Review: Catalyst (The Passage of Hellsfire, Book 1) by Marc Johnson

     Catalyst (The Passage of Hellsfire, Book 1)
Marc Johnson ; Kindle Edition, 197 pages
Published March 19th 2011 by Longshot Publishing
For centuries, the kingdom of Alexandria has protected Northern Shala from the monstrous creatures lurking in the Wastelands. Now, a dark force threatens that fragile peace.
Far from home, Alexandria’s princess is abducted. When a young villager named Hellsfire stumbles upon her and her captors, he rushes in to rescue her, alone and unarmed. His fear and fury unleash an uncontrollable magical force that grants him the power to save the princess-and change the world.
Hellsfire has never craved nor dreamed of power. But such magic as he now possesses has not been seen in Northern Shala for a thousand years, since the devastation of the War of the Wizards and the creation of the Wastelands.
Now Hellsfire must leave all he’s ever known, and make a dangerous journey to learn to master this wild, ferocious power-power he knows he is not ready to wield. More difficult still, he needs to master his emotions. If he can’t, the power will consume him, Alexandria will fall, and darkness will eclipse the land, destroying everyone he loves.
In the dead of cold, the spark shall burn…
Goodreads on Catalyst (The Passage of Hellsfire, Book 1)

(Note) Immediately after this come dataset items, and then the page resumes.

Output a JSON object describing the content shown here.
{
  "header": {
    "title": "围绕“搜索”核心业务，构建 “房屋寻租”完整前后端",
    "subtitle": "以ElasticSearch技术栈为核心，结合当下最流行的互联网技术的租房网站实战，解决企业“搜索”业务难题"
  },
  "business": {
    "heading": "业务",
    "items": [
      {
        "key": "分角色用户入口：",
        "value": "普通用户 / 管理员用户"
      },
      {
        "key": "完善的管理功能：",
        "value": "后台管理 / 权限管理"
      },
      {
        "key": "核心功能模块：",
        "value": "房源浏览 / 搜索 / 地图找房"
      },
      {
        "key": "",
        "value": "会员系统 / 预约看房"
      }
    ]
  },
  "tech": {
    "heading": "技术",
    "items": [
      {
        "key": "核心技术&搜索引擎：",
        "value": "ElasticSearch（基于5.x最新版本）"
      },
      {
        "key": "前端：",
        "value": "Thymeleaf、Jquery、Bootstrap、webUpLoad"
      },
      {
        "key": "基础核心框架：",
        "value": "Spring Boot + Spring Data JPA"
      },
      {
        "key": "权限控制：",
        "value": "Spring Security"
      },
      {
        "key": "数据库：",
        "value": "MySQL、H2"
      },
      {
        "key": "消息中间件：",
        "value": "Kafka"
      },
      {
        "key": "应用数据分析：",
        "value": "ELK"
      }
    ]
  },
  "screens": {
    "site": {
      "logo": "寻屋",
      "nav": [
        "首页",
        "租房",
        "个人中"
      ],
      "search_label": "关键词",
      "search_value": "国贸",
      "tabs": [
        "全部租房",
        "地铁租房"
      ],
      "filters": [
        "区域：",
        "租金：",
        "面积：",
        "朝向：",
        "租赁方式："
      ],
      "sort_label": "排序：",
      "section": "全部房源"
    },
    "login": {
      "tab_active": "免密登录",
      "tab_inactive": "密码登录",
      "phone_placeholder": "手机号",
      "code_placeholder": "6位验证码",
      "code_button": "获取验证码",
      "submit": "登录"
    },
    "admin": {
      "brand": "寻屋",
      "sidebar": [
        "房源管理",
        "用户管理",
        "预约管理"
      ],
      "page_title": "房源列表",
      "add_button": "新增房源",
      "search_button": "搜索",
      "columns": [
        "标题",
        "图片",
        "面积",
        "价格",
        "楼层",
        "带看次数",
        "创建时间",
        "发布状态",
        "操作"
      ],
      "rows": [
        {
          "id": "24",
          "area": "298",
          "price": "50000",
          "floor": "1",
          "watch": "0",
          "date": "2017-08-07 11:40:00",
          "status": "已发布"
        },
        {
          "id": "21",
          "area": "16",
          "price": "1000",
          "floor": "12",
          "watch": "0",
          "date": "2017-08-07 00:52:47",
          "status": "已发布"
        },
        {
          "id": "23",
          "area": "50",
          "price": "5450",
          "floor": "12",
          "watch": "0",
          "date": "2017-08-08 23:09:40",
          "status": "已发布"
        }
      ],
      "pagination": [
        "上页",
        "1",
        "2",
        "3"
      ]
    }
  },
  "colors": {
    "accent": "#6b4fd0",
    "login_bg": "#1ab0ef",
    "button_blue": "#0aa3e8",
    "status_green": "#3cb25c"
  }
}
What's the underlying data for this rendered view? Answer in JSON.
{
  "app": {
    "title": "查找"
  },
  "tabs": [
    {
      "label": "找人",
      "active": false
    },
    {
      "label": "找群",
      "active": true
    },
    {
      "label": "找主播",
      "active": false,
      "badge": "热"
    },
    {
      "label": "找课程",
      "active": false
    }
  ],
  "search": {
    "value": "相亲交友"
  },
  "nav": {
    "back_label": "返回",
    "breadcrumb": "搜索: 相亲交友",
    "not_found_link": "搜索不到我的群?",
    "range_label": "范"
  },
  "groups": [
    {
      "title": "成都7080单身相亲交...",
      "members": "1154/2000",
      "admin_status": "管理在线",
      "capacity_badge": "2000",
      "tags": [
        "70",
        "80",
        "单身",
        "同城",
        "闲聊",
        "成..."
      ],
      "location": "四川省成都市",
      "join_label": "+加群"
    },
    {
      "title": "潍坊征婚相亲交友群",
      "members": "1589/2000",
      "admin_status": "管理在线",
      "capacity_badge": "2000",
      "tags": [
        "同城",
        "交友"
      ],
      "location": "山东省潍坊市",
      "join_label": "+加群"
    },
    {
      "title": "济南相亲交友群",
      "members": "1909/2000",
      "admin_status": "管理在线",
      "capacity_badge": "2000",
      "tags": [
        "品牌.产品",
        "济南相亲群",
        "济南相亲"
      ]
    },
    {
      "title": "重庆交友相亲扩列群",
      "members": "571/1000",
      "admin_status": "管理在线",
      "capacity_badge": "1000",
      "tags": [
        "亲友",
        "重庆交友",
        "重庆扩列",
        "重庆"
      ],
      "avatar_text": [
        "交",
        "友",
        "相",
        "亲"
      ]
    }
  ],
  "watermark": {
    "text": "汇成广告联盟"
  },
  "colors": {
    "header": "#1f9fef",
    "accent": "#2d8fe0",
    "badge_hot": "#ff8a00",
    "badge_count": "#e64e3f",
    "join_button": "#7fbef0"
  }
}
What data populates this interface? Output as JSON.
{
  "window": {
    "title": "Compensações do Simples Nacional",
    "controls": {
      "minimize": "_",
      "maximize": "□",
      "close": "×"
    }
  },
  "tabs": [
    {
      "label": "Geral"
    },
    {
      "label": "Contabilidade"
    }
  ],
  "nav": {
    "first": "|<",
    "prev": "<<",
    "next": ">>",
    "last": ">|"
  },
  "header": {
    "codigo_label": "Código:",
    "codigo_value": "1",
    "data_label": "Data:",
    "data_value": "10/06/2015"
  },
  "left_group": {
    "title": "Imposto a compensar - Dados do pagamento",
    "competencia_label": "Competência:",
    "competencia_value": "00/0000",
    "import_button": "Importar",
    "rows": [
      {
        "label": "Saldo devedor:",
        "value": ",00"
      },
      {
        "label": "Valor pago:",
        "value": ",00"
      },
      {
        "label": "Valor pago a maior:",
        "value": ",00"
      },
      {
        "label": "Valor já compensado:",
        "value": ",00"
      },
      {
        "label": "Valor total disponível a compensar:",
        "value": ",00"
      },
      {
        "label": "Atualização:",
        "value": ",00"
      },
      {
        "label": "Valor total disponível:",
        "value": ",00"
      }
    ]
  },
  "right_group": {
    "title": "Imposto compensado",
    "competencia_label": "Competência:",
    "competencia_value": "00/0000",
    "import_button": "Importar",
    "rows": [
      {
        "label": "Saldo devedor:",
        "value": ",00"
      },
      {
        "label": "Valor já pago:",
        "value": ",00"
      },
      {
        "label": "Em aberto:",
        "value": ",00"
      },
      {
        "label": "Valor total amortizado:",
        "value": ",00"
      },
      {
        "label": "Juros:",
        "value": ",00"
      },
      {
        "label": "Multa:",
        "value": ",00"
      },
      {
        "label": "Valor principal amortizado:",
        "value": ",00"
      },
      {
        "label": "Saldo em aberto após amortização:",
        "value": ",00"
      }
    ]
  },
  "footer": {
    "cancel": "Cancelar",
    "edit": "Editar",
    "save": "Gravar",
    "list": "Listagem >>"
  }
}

New monitor (thanks Mom & Dad ), a cup of coffee and sitting comfortably in bed while typing this up. I’m in a good mood. I managed to finish this book, finally, after beating around the bush for the last few days. I’ve had a horrible disposition, and I hesitated to embrace the book in those conditions. So today, because the world felt like a bit of a better place (it’s the calm before the storm though…), I sinked into the read.

Lovely cover, isn’t it? It suits the content like a glove. See, that’s one reason I love indie books so much. It’s the writer that decides what image should cover their work, and they’ll always know better what really fits.

I liked the book, to make a long story short. I liked the world, because it was a fantasy-cozy sort of affair, having all those elements I’ve loved in every fantasy world or story. I wouldn’t say there was something overly fresh about the world building, maybe because fantasy tends to have limited resources at times. But then again, maybe I feel that way because I often watch Dad and Mom play World of Warcraft, and after seeing that world, there’s little a new fantasy world can spring on you. Oh well.
So the world was nice. The plot was very visual, I could clearly picture it in a WoW-like movie, with all the effects and magic elements. I wouldn’t say it was riveting, but it was cool to read. The writing was good, it transitions nicely into dynamic mental pictures. There were a lot of good to very good elements in there.

What I didn’t really get into were the characters. Let’s take Hellsfire, for instance. This is a coming of age novel, a nicely made bildungsroman. Hellsfire starts out a poor, sort of isolated kiddo, and ends up a wizard, flirting with a princess. He goes through trials, training, he evolves; yet he never looses a strangely grating way of expressing himself. There’s a pedantic hue about him that effectively kept me from having feelings about the guy. I didn’t like him, I didn’t dislike him, I sort of cared because of the whole set of circumstances, but I didn’t cheer for him. I didn’t worry about him.

The princess, Krystal, was interesting, just like him, but again, didn’t invoke any emotional reaction. I would have liked them to be more young-adult friendly, you know? This is a young adult fantasy novel, one of the fewer ones, and I believe it would be a fabulous one, if the characters would feel more ya-friendly. It feels like they’re always trying too hard to be appropriate. I’m not sure the ya reader would enjoy that a lot. A parent might think this is a good read, because it transmits sound values, and proper, appropriate attitudes. I’m not so sure the ya segment would find that overly fun, though? Of course, it’s only my opinion, I could (and hope to be) quite wrong about it.

All in all, it was a pleasant read. I would recommend it, even if I didn’t get excited, because you guys might. After all, when it comes to appreciation for characters, each of us has their own particular likes and dislikes. This is a beautiful world, and it’s put together beautifully enough to pull off a pleasant read even without fetching characters – that’s no easy feat. I do believe the next books in the series will be a much more pleasant ride, because Hellsfire would grow up into a knight-like wizard, and his striving to be so proper might become him, rather the suit him strangely.